Of 70 patients [62 adults, M:F = 1:4.8, age 43 (28.5-51) and eight children, M:F = 1:1, 14.5 (8.8-16)], dermatomyositis (DM) was the most common subset [29 (41.4%) adults; 7 (87.5%) children]. Over 10 (4-15) months, 10 (15.2%) died and four polymyositis were reclassified. One-year survival for anti-melanoma differentiation antigen 5 (MDA5) subtype was 30% and anti-synthetase syndrome (ARS) subtype was 75%. Overall, lower respiratory infections were the most common cause of death [n = 3 (30%)] followed closely by malignancy and rapidly progressive interstitial lung disease (RP-ILD). Amongst survivors, a major IMACS response was recorded in 54.5% adults and 100% children. Thirty per cent suffered from moderate to severe disability and 16.7% experienced relapses. Overall, two-thirds accrued the composite adverse outcome. On multivariate analysis, older age and anti-MDA5 predicted mortality. Arthritis, rash and positive ANA reduced and anti-MDA5 increased the risk for the composite adverse outcome.
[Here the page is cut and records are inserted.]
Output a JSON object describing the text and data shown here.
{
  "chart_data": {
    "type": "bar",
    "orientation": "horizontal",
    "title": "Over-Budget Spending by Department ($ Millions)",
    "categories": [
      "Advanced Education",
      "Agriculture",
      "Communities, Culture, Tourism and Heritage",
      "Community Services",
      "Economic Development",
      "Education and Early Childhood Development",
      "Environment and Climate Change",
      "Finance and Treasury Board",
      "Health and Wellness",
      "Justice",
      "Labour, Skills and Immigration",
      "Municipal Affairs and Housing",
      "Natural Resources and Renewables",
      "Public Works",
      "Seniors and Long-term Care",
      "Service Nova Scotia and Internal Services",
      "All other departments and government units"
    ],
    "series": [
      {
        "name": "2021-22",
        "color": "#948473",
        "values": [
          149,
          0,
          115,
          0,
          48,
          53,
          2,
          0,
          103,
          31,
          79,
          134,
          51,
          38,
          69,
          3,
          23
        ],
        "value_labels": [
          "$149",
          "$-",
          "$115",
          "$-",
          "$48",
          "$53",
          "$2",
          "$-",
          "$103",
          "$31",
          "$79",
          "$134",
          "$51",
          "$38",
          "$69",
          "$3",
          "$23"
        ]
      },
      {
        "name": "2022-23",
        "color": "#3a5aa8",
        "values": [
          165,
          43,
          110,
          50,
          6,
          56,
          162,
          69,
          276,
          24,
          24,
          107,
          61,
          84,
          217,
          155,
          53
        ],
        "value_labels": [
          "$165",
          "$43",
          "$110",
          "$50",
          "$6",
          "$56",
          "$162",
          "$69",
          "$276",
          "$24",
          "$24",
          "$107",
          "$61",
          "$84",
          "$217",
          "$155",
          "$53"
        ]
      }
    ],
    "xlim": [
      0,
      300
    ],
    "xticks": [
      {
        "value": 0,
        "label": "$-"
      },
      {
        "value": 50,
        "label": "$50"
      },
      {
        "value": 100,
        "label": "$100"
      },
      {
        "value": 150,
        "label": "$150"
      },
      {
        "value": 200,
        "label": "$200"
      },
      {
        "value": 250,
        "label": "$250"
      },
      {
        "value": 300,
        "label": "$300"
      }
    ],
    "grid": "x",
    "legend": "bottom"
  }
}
Indian patients with IIM suffer high early mortality attributable to infection, cancer and RP-ILD, calling for high vigilance post diagnosis. Autoantibodies and certain clinical features identify risk for composite adverse outcomes.
我们确定了特发性炎性肌病(IIM)患者队列中死亡率以及分别通过单个不良事件和复合不良结局(通过包括死亡、残疾、复发和最小反应来制定)及其预测因素的比例。
对 MyoCite 队列(2017 年 12 月至 2019 年)中的 IIM 患者进行早期结局(死亡率、IMACS 核心集)回顾。比较了达到主要和次要结局的患者。
70 例患者[62 例成人,M:F=1:4.8,年龄 43(28.5-51)和 8 例儿童,M:F=1:1,14.5(8.8-16)],其中皮肌炎(DM)是最常见的亚型[29 例(41.4%)成人;7 例(87.5%)儿童]。在 10(4-15)个月期间,有 10 例(15.2%)死亡,4 例多发性肌炎重新分类。抗黑色素瘤分化抗原 5(MDA5)亚型的 1 年生存率为 30%,抗合成酶综合征(ARS)亚型为 75%。总体而言,下呼吸道感染是最常见的死亡原因[3 例(30%)],其次是恶性肿瘤和快速进展性间质性肺病(RP-ILD)。在幸存者中,54.5%的成人和 100%的儿童出现了主要的 IMACS 反应。30%的患者患有中重度残疾,16.7%的患者出现复发。总体而言,三分之二的患者发生了复合不良结局。多变量分析显示,年龄较大和抗 MDA5 预测死亡率。关节炎、皮疹和阳性抗核抗体降低,抗 MDA5 增加了发生复合不良结局的风险。
印度特发性炎性肌病患者早期死亡率较高,归因于感染、癌症和 RP-ILD,因此诊断后需要高度警惕。自身抗体和某些临床特征可识别复合不良结局的风险。